Lack of end-of-life support for patients
Resource type: News
Irish Examiner | [ View Original Source (opens in new window) ]
It found that hospital admissions through emergency departments negatively impact on patients who die in hospital and called for more planned admissions.
The Irish Hospice Foundation’s audit found significant differences in the assessments by doctors, nurses and relatives of care outcomes and the quality of deaths.
Doctors tend to underestimate the negative aspects of care; relatives tend to overestimate them, while nurses hold the middle ground, it found.
Denis Doherty of the Irish Hospice Foundation said almost every second death occurred in an acute hospital so the organisation had to question why more people did not have the right to die in a place of their choice.
“An audit, of necessity, has to tell it like it is, and, while there are many good things indicated in the audit, it is fair to say that there are many issues which will give us cause for concern,” he said.
The audit, led by social and economic research consultant, Dr Keiran McKeown, looked at 24 acute hospitals and 19 community hospitals. It says most hospital staff receive little or no preparation for different aspects of care at the end of life and there was a need for improving the quality of communications with patients.
The audit also identified a lack of clarity about the role of specialist palliative care services in acute hospitals.
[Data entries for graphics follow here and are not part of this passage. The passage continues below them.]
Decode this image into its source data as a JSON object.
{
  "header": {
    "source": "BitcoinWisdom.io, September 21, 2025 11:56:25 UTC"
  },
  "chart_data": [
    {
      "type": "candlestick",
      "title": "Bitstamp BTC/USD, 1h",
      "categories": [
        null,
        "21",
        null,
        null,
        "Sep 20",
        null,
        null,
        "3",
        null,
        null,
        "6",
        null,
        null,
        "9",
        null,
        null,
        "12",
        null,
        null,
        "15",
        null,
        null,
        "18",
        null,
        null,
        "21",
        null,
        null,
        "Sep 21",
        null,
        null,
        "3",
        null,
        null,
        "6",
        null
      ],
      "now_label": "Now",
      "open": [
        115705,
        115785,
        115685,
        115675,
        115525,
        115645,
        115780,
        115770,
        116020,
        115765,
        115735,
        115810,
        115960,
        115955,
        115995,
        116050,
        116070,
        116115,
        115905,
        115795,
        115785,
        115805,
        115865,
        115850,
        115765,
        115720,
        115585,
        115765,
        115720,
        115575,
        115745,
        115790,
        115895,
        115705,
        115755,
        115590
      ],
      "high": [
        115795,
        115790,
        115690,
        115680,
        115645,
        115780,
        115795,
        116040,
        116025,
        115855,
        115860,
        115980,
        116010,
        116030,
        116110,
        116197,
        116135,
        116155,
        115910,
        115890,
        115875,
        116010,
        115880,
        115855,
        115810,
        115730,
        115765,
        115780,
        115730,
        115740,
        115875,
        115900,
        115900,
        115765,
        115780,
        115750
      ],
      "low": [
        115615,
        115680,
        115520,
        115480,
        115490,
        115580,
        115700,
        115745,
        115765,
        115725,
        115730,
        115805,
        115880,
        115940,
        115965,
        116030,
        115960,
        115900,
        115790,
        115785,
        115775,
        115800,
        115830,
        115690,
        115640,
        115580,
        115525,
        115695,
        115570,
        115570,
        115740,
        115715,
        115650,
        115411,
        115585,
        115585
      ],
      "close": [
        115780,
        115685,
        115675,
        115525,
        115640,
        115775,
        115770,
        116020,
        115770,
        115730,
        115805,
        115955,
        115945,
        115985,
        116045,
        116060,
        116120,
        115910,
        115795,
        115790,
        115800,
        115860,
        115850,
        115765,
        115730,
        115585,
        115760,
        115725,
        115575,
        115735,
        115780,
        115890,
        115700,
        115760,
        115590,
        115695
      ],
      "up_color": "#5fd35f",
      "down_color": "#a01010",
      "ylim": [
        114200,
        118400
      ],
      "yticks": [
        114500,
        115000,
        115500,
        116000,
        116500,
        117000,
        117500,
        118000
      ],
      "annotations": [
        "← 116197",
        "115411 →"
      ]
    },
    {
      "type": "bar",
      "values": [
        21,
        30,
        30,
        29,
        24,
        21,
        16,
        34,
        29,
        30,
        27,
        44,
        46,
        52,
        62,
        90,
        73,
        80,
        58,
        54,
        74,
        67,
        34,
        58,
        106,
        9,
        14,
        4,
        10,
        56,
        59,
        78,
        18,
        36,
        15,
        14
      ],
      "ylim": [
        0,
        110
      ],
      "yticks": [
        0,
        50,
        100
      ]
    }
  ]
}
It says this role needs to be strengthened and expanded.
It found that the quality of dying in hospitals varied, depending on the patient’s disease. The range, from best to worse, is cancer, circulatory diseases, respiratory diseases and dementia/frailty.
The audit calls for the quality of care for cancer to be extended to all patients.
It found that a third of families who experienced a sudden death did not appear to have been properly informed of the reasons for a postmortem and were less than satisfied with the information provided by the hospital.
All of the hospitals involved in the audit will be preparing a development plan for end of life setting out how each hospital wishes to implement new quality standards also published yesterday by the Irish Hospice Foundation.
Both documents launched in Dublin yesterday were produced by the foundation in association with the Health Service Executive and with financial support from the Atlantic Philanthropies.